Гюльчатай, кстати, по-особому относится к тараканам, которых в «чайной комнате» видимо-невидимо. Она такая тараканья пастушка. Однажды я там курил, а она тоже курила рядом. Я смахнул и раздавил одного, который залез мне на ботинок, и тогда Гюльчатай тихо сказала:
– Ты маленьких-то не убивай, сынок. Только больших. Маленьких жалко.
Жора неоднократно пытается бежать. Входит в доверие за хорошее поведение, неделю не матерится, никому не обещает «шабером по шнифтам», и ему разрешают ненадолго выйти на улицу, погулять. И тогда Жора пускается в бега. Но все адреса его побегов хорошо известны, и тогда за ним в погоню посылают чаще всего Володю, вольноотпущенного алкаша, который так часто попадал сюда, что в конце концов остался, завязал и стал тут чем-то вроде помощника санитара. У него даже есть свой белый халат. Совсем недавно он привез Жору из очередных бегов, со станции Железнодорожная. Жора все норовит убежать то к тетке, то к бабке, то к двоюродной сестре, импровизировать он не может, ему бежать больше некуда. А побеги он совершает, видимо, назло отцу. Отец упек Жору сюда потому, что тот его компрометирует. Нельзя, чтобы человека с таким высоким положением так позорил собственный сын, срамной ублюдок.
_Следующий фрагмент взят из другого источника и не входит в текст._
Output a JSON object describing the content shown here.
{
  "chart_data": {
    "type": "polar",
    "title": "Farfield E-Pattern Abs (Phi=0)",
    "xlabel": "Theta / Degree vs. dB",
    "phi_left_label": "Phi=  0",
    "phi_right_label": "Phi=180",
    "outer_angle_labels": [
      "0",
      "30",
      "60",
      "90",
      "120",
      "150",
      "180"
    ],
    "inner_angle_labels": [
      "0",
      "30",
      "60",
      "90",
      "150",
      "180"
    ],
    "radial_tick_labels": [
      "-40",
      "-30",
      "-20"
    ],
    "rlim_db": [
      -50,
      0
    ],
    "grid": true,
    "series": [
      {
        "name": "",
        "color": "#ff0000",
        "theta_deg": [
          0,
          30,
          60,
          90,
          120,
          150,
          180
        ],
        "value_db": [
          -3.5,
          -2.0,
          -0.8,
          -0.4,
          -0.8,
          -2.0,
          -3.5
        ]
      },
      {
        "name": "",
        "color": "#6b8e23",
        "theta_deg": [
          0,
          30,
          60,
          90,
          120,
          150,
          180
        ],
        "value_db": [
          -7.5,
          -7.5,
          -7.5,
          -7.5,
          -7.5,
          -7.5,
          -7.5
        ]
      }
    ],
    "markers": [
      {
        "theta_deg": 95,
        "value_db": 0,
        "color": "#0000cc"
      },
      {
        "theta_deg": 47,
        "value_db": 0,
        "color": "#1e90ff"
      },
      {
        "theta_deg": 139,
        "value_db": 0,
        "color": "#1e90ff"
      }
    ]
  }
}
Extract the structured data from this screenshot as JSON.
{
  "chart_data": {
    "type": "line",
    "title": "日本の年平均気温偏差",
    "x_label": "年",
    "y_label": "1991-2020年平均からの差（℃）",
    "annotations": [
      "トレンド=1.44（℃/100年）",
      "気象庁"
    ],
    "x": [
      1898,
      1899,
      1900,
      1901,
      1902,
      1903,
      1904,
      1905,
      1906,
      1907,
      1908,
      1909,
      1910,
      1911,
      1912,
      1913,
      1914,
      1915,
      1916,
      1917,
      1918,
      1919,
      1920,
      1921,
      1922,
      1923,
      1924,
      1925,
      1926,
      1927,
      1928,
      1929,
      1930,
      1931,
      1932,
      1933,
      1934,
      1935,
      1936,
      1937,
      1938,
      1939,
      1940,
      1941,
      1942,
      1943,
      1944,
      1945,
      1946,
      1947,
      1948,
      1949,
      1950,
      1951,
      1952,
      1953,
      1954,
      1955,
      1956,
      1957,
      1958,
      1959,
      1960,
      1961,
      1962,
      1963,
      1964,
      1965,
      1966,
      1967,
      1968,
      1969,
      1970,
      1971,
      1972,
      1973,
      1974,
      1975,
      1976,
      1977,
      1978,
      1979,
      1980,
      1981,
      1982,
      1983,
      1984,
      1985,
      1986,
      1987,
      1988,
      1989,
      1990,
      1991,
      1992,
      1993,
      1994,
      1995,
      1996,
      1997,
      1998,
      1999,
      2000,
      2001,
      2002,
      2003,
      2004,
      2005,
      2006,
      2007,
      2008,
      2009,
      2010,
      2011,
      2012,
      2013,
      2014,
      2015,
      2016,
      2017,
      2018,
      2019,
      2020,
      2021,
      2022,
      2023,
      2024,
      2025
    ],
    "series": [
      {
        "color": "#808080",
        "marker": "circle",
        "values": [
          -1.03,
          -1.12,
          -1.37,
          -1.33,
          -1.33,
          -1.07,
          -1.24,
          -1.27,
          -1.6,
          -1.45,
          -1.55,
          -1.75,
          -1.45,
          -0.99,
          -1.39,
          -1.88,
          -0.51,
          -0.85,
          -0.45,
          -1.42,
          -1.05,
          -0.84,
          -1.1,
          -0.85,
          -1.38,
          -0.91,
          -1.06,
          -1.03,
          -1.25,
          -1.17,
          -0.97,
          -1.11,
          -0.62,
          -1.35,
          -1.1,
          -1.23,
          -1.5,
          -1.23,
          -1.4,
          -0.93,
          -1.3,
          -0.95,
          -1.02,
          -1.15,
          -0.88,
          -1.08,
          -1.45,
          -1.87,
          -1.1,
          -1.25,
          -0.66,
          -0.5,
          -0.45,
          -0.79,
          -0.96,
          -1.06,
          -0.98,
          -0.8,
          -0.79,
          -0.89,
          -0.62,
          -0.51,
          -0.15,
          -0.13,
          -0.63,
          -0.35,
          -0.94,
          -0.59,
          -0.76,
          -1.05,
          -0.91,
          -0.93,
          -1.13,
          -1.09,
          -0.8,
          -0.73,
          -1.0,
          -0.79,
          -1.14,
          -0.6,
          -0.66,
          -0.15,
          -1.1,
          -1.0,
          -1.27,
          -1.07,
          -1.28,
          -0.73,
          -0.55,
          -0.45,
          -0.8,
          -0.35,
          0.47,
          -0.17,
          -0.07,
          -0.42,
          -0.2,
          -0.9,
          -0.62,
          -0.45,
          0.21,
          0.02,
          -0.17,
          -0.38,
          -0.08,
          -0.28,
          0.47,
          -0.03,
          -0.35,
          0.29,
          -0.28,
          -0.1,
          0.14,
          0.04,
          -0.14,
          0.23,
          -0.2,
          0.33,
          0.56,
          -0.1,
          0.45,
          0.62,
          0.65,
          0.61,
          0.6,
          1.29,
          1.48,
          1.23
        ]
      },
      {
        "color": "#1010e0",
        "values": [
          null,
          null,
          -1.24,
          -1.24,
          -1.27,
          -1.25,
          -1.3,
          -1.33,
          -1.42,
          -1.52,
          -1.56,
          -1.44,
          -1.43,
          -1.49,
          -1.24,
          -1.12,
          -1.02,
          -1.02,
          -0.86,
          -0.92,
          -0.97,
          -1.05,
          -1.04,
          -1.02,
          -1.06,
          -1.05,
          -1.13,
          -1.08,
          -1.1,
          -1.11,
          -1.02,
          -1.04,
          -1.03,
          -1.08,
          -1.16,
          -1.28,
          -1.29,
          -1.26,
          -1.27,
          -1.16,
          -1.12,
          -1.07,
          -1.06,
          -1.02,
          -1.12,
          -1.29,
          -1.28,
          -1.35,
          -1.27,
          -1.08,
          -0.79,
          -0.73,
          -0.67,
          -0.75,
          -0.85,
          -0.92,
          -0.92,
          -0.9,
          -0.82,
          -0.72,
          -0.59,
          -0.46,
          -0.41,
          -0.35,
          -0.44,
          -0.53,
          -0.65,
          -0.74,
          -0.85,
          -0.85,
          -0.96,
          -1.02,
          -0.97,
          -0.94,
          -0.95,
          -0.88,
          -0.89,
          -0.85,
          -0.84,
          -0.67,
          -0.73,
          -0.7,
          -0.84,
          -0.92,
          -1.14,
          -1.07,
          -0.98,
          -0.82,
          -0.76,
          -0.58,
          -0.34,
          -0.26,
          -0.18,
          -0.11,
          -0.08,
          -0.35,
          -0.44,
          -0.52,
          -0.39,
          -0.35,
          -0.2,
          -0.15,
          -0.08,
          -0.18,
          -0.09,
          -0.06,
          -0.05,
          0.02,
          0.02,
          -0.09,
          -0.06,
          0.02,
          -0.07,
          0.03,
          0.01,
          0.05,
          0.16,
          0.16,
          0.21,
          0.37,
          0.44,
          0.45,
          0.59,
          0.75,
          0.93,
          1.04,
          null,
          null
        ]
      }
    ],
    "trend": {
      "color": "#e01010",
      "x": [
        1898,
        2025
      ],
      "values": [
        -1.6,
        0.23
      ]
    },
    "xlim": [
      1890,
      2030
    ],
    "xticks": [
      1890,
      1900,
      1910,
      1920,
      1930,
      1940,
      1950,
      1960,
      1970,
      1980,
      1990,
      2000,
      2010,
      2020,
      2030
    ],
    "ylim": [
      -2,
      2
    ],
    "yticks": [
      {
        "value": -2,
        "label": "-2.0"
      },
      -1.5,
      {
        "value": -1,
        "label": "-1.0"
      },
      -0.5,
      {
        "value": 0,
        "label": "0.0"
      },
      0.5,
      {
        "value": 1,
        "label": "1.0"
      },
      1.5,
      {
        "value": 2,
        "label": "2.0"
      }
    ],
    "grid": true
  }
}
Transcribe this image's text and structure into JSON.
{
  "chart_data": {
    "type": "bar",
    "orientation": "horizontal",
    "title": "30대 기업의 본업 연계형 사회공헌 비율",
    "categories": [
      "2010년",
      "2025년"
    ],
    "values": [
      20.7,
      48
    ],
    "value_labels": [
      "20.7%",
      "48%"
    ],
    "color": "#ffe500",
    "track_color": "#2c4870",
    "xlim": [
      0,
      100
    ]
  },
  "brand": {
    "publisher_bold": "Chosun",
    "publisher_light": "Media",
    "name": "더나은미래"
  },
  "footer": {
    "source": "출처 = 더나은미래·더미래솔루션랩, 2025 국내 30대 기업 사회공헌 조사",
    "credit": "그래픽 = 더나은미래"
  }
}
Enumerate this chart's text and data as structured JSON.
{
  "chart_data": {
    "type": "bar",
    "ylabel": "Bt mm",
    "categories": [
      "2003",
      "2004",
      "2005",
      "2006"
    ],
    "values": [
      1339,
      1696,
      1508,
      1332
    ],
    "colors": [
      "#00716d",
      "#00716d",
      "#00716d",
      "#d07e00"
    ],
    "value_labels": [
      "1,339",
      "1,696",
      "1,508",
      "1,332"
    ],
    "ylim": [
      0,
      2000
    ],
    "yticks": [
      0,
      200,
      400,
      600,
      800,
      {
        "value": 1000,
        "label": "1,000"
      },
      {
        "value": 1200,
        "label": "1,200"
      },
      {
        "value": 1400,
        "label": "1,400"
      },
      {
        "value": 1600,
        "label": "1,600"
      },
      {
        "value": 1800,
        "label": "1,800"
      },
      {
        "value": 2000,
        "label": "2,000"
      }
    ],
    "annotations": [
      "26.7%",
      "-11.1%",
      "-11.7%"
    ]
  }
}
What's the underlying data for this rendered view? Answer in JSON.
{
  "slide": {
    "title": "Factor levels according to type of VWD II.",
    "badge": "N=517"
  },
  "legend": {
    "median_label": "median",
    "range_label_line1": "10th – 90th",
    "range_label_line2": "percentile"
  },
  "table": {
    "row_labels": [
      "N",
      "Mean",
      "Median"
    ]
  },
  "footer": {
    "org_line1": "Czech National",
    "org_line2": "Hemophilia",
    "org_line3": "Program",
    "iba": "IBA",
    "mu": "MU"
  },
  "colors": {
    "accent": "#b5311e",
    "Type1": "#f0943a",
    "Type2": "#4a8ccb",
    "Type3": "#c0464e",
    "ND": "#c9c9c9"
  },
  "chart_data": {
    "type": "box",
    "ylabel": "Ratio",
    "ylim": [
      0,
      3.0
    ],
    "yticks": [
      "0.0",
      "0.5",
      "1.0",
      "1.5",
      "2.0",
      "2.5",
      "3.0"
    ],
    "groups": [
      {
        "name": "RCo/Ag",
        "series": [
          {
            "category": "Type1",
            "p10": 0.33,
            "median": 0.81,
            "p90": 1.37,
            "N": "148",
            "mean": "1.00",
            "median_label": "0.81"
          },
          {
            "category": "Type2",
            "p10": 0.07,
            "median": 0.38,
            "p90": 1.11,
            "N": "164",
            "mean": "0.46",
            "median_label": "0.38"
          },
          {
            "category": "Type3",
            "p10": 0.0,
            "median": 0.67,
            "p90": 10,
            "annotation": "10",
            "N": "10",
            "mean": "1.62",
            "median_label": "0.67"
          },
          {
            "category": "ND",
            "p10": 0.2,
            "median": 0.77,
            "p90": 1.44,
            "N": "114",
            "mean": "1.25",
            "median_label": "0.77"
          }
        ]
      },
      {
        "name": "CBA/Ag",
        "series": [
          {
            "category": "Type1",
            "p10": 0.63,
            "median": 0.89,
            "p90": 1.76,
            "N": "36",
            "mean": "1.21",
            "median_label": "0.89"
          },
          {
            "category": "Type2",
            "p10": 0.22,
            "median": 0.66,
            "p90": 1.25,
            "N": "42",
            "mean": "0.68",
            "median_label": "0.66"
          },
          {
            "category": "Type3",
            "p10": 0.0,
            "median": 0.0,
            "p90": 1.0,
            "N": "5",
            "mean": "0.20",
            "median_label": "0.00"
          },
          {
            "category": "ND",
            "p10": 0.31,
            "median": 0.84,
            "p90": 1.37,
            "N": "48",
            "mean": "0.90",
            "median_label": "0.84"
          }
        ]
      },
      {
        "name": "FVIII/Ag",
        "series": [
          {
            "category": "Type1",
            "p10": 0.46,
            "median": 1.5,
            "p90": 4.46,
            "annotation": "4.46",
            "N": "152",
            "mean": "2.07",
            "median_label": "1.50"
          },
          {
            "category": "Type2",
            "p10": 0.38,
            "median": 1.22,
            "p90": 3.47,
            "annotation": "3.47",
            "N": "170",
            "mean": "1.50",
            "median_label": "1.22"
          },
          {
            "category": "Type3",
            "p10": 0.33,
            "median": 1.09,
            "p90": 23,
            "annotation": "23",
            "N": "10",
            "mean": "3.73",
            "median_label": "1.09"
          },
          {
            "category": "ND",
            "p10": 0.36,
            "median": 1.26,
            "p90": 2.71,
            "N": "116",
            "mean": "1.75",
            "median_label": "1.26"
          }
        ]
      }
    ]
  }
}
Стыдно иметь такого сына. Что в министерстве подумают? Поэтому Жора был упрятан подальше, чтоб на глаза не показывался. А главврач получил негласную директиву держать Жору как можно дольше. Но сын все-таки… И отец посылает ему продовольственные деликатесы из министерского буфета, а иногда даже навещает. Жора тем не менее знает, кто упек его сюда неизвестно на какое время. Он жутко стесняется жестокой правды и переживает. Поэтому, когда я спрашиваю его: «А ты что здесь так долго?» – Жора отмахивается и с такой небрежной гордостью отвечает: «Да на мне Щеглов (это главврач) опыты какие-то делает. Лекарства новые испытывает». Но при этом голос его дрожит, и он отворачивается.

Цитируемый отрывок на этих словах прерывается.